Empirical Validation
The experimental results demonstrate significant improvements in F1-scores and accuracy, validating the effectiveness of the FedEP method in real-world IoT security scenarios.
Demerits
Complexity
The integration of multiple norms and optimization techniques may increase the computational complexity, potentially limiting its applicability in resource-constrained IoT environments.
Generalizability
While the method shows promise, further research is needed to assess its generalizability across diverse IoT networks and anomaly detection scenarios.
Implementation Challenges
The practical implementation of the proposed method may face challenges related to the deployment and maintenance of the federated learning framework in real-world IoT settings.
Expert Commentary
The article presents a significant advancement in the field of IoT anomaly detection by addressing the critical need for personalized and robust federated learning techniques. The integration of the ℓ1-norm and ℓ2,1-norm to achieve personalization and robustness, respectively, is a novel and insightful approach.

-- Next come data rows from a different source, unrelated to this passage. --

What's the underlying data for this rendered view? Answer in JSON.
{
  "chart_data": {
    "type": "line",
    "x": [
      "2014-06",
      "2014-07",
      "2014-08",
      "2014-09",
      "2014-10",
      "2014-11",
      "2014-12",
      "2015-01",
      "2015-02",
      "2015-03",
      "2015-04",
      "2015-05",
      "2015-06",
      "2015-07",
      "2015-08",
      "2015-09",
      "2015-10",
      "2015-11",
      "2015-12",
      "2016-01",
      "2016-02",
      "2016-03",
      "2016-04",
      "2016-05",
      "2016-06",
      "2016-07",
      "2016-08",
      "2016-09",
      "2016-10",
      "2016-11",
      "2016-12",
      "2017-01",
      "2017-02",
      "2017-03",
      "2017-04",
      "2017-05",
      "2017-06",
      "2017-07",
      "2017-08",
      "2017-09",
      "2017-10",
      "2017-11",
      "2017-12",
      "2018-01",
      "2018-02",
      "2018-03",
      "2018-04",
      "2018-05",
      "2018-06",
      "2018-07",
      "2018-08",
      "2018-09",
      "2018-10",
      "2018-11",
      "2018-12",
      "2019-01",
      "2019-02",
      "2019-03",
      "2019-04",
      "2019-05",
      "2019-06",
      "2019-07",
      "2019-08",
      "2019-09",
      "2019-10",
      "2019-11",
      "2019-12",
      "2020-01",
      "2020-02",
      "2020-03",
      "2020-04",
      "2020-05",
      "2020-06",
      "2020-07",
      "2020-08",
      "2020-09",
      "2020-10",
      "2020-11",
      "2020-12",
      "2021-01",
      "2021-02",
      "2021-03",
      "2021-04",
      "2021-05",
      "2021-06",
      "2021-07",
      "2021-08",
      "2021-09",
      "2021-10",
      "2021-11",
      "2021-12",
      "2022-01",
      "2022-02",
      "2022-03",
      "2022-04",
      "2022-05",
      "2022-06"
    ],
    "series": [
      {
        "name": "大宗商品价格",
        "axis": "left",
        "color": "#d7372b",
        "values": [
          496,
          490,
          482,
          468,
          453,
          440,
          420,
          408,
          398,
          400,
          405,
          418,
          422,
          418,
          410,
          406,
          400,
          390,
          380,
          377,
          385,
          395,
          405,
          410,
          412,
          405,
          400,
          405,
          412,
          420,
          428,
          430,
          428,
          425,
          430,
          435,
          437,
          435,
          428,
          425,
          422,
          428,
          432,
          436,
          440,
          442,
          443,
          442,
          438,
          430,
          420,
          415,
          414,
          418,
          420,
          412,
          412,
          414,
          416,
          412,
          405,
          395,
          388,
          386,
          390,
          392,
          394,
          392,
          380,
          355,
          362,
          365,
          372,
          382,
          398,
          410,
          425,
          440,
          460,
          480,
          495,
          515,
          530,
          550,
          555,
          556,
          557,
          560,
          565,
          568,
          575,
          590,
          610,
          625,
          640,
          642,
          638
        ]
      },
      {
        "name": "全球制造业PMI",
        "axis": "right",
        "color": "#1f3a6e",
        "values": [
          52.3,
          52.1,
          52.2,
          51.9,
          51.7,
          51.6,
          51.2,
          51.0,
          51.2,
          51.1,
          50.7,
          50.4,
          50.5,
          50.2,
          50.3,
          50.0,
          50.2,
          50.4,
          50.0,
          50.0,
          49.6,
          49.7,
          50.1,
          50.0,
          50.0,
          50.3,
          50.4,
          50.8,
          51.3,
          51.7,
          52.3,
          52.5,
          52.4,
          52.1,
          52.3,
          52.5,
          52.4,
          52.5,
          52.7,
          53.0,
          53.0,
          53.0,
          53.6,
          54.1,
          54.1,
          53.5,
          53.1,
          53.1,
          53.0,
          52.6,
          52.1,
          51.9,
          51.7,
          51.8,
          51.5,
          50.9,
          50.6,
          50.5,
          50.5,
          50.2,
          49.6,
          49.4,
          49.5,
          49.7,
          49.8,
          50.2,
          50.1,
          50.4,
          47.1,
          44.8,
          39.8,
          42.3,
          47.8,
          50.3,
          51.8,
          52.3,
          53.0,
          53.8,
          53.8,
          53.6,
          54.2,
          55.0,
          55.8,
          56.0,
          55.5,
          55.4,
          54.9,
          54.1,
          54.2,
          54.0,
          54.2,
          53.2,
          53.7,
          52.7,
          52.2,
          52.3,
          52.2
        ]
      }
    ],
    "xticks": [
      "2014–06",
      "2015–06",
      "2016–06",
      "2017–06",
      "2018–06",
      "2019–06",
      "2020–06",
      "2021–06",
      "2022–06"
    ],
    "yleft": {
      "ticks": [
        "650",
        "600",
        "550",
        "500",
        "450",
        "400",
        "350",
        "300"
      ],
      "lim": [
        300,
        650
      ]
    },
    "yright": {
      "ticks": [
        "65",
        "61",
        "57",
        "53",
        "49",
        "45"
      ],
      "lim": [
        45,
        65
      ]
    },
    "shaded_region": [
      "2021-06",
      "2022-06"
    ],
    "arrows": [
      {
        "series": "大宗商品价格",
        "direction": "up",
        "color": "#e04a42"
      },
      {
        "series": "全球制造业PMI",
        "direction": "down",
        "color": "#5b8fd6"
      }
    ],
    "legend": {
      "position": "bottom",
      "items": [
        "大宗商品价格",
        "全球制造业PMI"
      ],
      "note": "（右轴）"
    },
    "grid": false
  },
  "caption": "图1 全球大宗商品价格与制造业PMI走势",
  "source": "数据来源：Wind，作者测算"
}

The use of a manifold optimization algorithm based on ADMM further strengthens the method's theoretical foundation. The experimental results are compelling, demonstrating superior performance compared to existing methods. However, the complexity of the proposed method and potential implementation challenges in resource-constrained environments are notable limitations. Future research should focus on simplifying the algorithm and validating its generalizability across diverse IoT networks. Overall, this study contributes valuable insights to the ongoing efforts to enhance the security and efficiency of IoT networks through advanced federated learning techniques.
Recommendations
- ✓ Further research should explore the scalability and generalizability of the FedEP method across different IoT networks and anomaly detection scenarios.
- ✓ Efforts should be made to simplify the algorithm and reduce computational complexity to facilitate deployment in resource-constrained environments.
- ✓ Policy makers should consider the implications of this research when developing guidelines for the implementation of federated learning in critical infrastructure and IoT networks.